Transparência nos negócios e boa governação das empresas exigem-se

Para o jornalista, o império de Isabel dos Santos em Portugal, avaliado em cerca de três mil milhões de euros, é agora reforçado com a compra da Efacec. De cordo com o analista, há, entretanto, alguma pressão de alguns círculos na opinião pública sobre a origem do dinheiro investido na antiga metrópole.

"Há de facto alguma pressão na opinião pública em relação à origem desses dinheiros investidos em Portugal e em relação à situação dos direitos humanos em Angola.

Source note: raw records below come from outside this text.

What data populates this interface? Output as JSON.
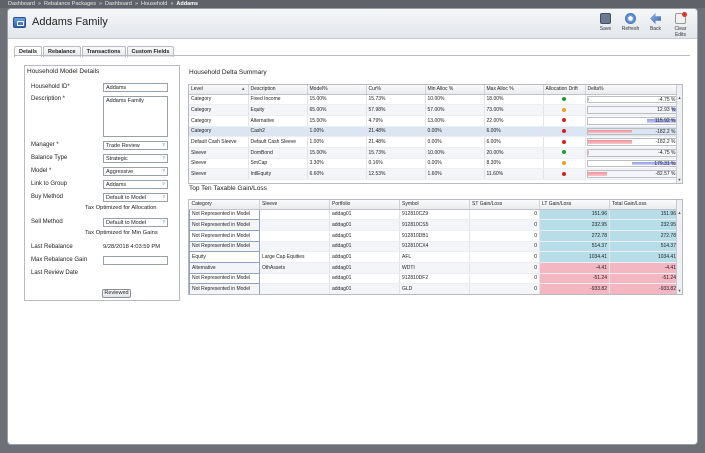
{
  "breadcrumb": {
    "items": [
      "Dashboard",
      "Rebalance Packages",
      "Dashboard",
      "Household",
      "Addams"
    ],
    "separator": "»"
  },
  "window": {
    "title": "Addams Family"
  },
  "toolbar": {
    "save": "Save",
    "refresh": "Refresh",
    "back": "Back",
    "clear_edits": "Clear Edits"
  },
  "tabs": [
    "Details",
    "Rebalance",
    "Transactions",
    "Custom Fields"
  ],
  "household_model": {
    "title": "Household Model Details",
    "household_id_label": "Household ID*",
    "household_id": "Addams",
    "description_label": "Description *",
    "description": "Addams Family",
    "manager_label": "Manager *",
    "manager": "Trade Review",
    "balance_type_label": "Balance Type",
    "balance_type": "Strategic",
    "model_label": "Model *",
    "model": "Aggressive",
    "link_to_group_label": "Link to Group",
    "link_to_group": "Addams",
    "buy_method_label": "Buy Method",
    "buy_method": "Default to Model",
    "buy_note": "Tax Optimized for Allocation",
    "sell_method_label": "Sell Method",
    "sell_method": "Default to Model",
    "sell_note": "Tax Optimized for Min Gains",
    "last_rebalance_label": "Last Rebalance",
    "last_rebalance": "9/28/2018 4:03:59 PM",
    "max_rebalance_gain_label": "Max Rebalance Gain",
    "max_rebalance_gain": "",
    "last_review_date_label": "Last Review Date",
    "reviewed_button": "Reviewed"
  },
  "delta_summary": {
    "title": "Household Delta Summary",
    "columns": [
      "Level",
      "Description",
      "Model%",
      "Cur%",
      "Min Alloc %",
      "Max Alloc %",
      "Allocation Drift",
      "Delta%"
    ],
    "rows": [
      [
        "Category",
        "Fixed Income",
        "15.00%",
        "15.73%",
        "10.00%",
        "18.00%",
        "green",
        "-4.75 %",
        -4.75
      ],
      [
        "Category",
        "Equity",
        "65.00%",
        "57.98%",
        "57.00%",
        "73.00%",
        "orange",
        "12.93 %",
        12.93
      ],
      [
        "Category",
        "Alternative",
        "15.00%",
        "4.79%",
        "13.00%",
        "22.00%",
        "red",
        "115.92 %",
        115.92
      ],
      [
        "Category",
        "Cash2",
        "1.00%",
        "21.48%",
        "0.00%",
        "6.00%",
        "red",
        "-182.2 %",
        -182.2
      ],
      [
        "Default Cash Sleeve",
        "Default Cash Sleeve",
        "1.00%",
        "21.48%",
        "0.00%",
        "6.00%",
        "red",
        "-182.2 %",
        -182.2
      ],
      [
        "Sleeve",
        "DomBond",
        "15.00%",
        "15.73%",
        "10.00%",
        "20.00%",
        "green",
        "-4.75 %",
        -4.75
      ],
      [
        "Sleeve",
        "SmCap",
        "3.30%",
        "0.16%",
        "0.00%",
        "8.30%",
        "orange",
        "179.31 %",
        179.31
      ],
      [
        "Sleeve",
        "IntlEquity",
        "6.60%",
        "12.53%",
        "1.60%",
        "11.60%",
        "red",
        "-82.57 %",
        -82.57
      ]
    ]
  },
  "gain_loss": {
    "title": "Top Ten Taxable Gain/Loss",
    "columns": [
      "Category",
      "Sleeve",
      "Portfolio",
      "Symbol",
      "ST Gain/Loss",
      "LT Gain/Loss",
      "Total Gain/Loss"
    ],
    "rows": [
      [
        "Not Represented in Model",
        "",
        "addag01",
        "912810CZ9",
        "0",
        "151.96",
        "151.96"
      ],
      [
        "Not Represented in Model",
        "",
        "addag01",
        "912810CS5",
        "0",
        "232.95",
        "232.95"
      ],
      [
        "Not Represented in Model",
        "",
        "addag01",
        "912810DB1",
        "0",
        "272.78",
        "272.78"
      ],
      [
        "Not Represented in Model",
        "",
        "addag01",
        "912810CX4",
        "0",
        "514.37",
        "514.37"
      ],
      [
        "Equity",
        "Large Cap Equities",
        "addag01",
        "AFL",
        "0",
        "1034.41",
        "1034.41"
      ],
      [
        "Alternative",
        "OthAssets",
        "addag01",
        "WDTI",
        "0",
        "-4.41",
        "-4.41"
      ],
      [
        "Not Represented in Model",
        "",
        "addag01",
        "912810DF2",
        "0",
        "-51.24",
        "-51.24"
      ],
      [
        "Not Represented in Model",
        "",
        "addag01",
        "GLD",
        "0",
        "-933.82",
        "-933.82"
      ]
    ]
  },
  "colors": {
    "green": "#1f9a2e",
    "orange": "#f0a020",
    "red": "#d8201e",
    "positive_fill": "#b6dde8",
    "negative_fill": "#f4b7c1",
    "delta_positive": "#8f9be8",
    "delta_negative": "#f08f92"
  },
  "icons": [
    "save-icon",
    "refresh-icon",
    "back-icon",
    "clear-edits-icon",
    "chevron-down-icon",
    "sort-arrow-icon"
  ]
}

Muitos portugueses estão conscientes quanto à importância de ajudar
Angola a desenvolver-se em todos os domínios. Mas o importante é que as regras sejam cumpridas e que haja boa governação das empresas e que o interesse público português seja salvaguardado".

Filipe Alves aponta outro aspeto pouco referido: que a maior parte dos investimentos feitos em Portugal foi financiada por bancos portugueses, nomeadamente pela Caixa Geral dos Depósitos e pelo BPI (Banco Português de Investimentos). E, por outro lado – adianta a propósito da nova estrutura do poder empresarial de Isabel dos Santos em Portugal – há uma componente muito forte de investimentos com base em dívida.